I am having some difficulty in solving the last part of the following problem:
Find the equation of the phase paths of $\dot{x} = 1 + x^2$, $\dot{y} = -2xy$. It is obvious from the phase diagram that $y=0$ is Poincaré stable. Show that for the path $y = 0$, all paths which start in $(x+1)^2 + y^2 = \delta^2$ subsequently remain in a circle of radius $\delta [1 + (1 + \delta)^2]$ centered on $y=0$
OK. Finding the equation of the phase paths is easy. Take:
$\frac{dy}{dx} = \frac{-2xy}{1 + x^2}$
The equation is separable, and we get:
$\frac{dy}{y} = \frac{-2x}{1 + x^2} dx$
Solving this gives us:
$y = \frac{C}{1 + x^2}$
OK, now for the hard part. My reasoning is as follows:
We are looking at trajectories originating from within the circle centered at $x = -1$ with the equation:
$(x+1)^2 + y^2 = \delta^2$. The greatest possible absolute value we can take for $y$ here is $y = |\delta|$. Thus the points $y= \delta$ and $y = -\delta$ are the points located the furthest away from the path $y = 0$. In the rest of this problem, I choose the positive value (the phase paths are relected by the x-axis, so both choices would yield the same solution).

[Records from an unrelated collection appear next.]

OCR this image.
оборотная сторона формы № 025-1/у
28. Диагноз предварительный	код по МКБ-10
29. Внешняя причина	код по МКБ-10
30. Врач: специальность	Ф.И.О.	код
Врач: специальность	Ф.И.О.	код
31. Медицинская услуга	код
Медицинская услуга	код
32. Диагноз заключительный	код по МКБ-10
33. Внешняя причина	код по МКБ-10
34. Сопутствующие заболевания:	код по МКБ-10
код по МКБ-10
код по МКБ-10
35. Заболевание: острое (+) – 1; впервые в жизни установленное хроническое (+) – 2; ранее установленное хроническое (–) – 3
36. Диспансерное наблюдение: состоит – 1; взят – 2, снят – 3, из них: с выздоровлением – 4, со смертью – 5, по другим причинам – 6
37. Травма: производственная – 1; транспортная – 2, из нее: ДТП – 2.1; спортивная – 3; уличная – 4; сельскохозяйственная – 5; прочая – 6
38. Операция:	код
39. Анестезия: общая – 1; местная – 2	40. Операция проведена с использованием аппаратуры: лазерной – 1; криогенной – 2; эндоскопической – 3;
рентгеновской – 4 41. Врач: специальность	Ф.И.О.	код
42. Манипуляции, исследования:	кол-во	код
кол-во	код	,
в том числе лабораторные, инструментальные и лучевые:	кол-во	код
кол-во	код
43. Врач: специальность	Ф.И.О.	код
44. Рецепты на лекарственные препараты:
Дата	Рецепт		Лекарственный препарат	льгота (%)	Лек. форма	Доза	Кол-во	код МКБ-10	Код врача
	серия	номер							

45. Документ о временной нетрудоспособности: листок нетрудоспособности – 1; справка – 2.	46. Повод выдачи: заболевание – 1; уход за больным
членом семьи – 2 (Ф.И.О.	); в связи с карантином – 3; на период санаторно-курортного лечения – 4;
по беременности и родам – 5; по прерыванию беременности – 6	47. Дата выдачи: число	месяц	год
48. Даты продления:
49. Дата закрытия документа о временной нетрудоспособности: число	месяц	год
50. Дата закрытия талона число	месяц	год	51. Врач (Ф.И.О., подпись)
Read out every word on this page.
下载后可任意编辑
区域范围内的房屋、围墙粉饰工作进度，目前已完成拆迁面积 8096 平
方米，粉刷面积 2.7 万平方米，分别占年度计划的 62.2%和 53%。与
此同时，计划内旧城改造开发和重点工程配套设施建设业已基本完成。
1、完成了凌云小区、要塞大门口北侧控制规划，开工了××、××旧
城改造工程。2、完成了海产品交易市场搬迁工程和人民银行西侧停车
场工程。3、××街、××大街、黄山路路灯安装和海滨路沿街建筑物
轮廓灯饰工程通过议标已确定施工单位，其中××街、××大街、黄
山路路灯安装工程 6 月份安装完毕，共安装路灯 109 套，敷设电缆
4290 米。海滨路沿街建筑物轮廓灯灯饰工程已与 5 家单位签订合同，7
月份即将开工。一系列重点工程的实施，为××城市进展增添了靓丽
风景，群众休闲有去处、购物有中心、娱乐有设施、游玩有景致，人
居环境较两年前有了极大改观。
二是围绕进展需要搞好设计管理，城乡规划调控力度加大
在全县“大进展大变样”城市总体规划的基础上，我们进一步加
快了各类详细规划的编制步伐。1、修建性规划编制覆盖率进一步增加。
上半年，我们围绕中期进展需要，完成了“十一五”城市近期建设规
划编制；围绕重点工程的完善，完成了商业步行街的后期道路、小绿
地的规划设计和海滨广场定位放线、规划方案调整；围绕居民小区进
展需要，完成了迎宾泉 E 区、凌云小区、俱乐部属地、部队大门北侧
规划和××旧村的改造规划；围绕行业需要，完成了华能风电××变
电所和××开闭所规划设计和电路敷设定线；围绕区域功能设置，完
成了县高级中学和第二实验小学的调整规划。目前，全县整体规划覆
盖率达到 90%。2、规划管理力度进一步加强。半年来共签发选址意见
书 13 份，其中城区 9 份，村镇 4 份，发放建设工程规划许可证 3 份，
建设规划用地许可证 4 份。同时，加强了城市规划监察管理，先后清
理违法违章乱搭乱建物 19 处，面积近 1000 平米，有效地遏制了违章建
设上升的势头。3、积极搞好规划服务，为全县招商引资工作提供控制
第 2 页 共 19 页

Further we can differentiate $y = \frac{C}{1 + x^2}$, and we get:
$y^\prime = \frac{-2Cx}{(1 + x^2)^2}$
From this we can easily see that the maximum value for $y$ occurs when $x=0$. Thus, it is for this x-value our trajectory will be located the furthest away from the path $y=0$. Since we started the trajectory in the point $(-1, \delta)$, we can solve for $C$ and get:
$\delta = \frac{C}{1 + (-1)^2}$
$C = 2 \delta$.
So at $x = 0$ we get:
$y = \frac{2\delta}{1 + 0} = 2\delta$
Thus, my conclusion would be that the distance from the path $y=0$ will reach its max-value when $x=0$, and here $y = 2 \delta$. So this must be the largest radius which occurs on the entire trajectory.
However, this does not agree with what we were supposed to find in the problem. So obviously my reasoning is wrong here. If anyone could help me with this, I would be extremely grateul. I've been struggling with this problem for more than one hour now!